Madan K, Hompes P G, Schoemaker J, Ford C E
Hum Genet. 1981;59(4):290-6. doi: 10.1007/BF00295460.
An unusual case is presented of a fertile woman heterozygous for a balanced X-autosome translocation t(X;12)(q22;p12) with a break-point (Xq22) in the critical region of the X chromosome. The karyotypes of her daughter, who is infertile, and one of her two sons are 47,XXX,t(X;12)(q22;p12) and 46,XY,t(X;12)(q22;p12) respectively. The literature on balanced X-autosome translocations in males and females involving both arms of the X chromosome is reviewed.

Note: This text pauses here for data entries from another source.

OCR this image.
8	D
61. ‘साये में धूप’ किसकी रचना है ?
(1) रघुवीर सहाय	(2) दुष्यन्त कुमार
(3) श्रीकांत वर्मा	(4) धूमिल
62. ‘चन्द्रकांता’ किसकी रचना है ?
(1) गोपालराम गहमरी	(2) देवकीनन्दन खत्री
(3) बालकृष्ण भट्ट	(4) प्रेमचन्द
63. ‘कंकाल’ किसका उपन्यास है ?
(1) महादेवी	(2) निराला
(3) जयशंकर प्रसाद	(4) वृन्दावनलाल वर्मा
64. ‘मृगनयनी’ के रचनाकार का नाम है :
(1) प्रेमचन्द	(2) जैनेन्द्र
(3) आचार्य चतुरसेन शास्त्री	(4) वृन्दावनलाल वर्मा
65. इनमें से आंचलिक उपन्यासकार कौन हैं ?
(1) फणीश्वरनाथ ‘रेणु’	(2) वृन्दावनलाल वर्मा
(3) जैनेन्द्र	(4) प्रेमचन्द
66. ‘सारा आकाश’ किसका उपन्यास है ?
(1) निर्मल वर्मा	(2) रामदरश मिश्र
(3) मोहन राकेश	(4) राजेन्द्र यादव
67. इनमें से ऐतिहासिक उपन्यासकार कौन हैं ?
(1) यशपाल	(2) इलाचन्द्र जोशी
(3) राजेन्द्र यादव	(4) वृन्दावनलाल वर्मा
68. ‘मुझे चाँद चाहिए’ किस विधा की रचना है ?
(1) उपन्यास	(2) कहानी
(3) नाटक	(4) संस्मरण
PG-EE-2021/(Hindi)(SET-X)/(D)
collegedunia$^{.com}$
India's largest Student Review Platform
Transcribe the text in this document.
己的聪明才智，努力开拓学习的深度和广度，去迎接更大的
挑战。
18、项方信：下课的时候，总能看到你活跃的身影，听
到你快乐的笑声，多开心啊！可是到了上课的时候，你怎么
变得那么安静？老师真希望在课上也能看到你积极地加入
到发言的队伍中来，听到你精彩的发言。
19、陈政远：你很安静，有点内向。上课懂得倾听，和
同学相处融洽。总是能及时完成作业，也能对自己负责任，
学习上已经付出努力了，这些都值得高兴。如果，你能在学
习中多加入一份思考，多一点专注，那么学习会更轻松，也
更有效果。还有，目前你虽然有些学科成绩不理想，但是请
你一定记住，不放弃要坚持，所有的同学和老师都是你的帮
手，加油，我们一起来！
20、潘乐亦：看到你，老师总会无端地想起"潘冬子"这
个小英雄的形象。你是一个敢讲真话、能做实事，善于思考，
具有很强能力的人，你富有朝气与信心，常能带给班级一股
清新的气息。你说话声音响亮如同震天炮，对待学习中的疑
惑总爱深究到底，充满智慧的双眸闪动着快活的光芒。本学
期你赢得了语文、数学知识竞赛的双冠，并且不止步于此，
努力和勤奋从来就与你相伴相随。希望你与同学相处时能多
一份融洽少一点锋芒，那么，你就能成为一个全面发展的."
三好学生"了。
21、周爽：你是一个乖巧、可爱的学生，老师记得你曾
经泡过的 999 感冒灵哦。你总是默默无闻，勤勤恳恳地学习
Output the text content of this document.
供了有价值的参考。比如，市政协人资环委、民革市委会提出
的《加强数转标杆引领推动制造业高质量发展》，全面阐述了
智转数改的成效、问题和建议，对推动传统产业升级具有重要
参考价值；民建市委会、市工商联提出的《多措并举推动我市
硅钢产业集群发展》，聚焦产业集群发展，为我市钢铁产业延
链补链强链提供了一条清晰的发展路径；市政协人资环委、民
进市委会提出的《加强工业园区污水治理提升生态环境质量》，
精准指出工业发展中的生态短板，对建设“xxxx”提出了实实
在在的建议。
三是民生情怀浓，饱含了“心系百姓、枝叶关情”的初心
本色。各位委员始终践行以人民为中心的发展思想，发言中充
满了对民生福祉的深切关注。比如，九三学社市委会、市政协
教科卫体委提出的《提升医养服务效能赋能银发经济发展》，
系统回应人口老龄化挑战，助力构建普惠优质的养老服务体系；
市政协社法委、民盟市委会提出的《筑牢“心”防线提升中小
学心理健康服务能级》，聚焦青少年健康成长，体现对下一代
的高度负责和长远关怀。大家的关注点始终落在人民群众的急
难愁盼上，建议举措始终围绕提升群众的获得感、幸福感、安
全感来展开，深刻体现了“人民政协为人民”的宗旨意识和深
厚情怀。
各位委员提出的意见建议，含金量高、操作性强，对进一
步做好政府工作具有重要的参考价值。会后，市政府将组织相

All 23 of the 36 cases of females with balanced Xq-autosome translocation, that exhibited gonadal failure have a break-point between bands Xq13 and Xq26.U
本文报告了一例罕见病例,一名生育能力正常的女性为X染色体与常染色体平衡易位t(X;12)(q22;p12)的杂合子,其断点(Xq22)位于X染色体的关键区域。她不育的女儿和两个儿子中的一个的核型分别为47,XXX,t(X;12)(q22;p12)和46,XY,t(X;12)(q22;p12)。本文回顾了涉及X染色体双臂的男性和女性平衡X-常染色体易位的相关文献。在36例表现为性腺功能衰竭的Xq-常染色体平衡易位女性病例中,所有23例的断点均位于Xq13和Xq26带之间。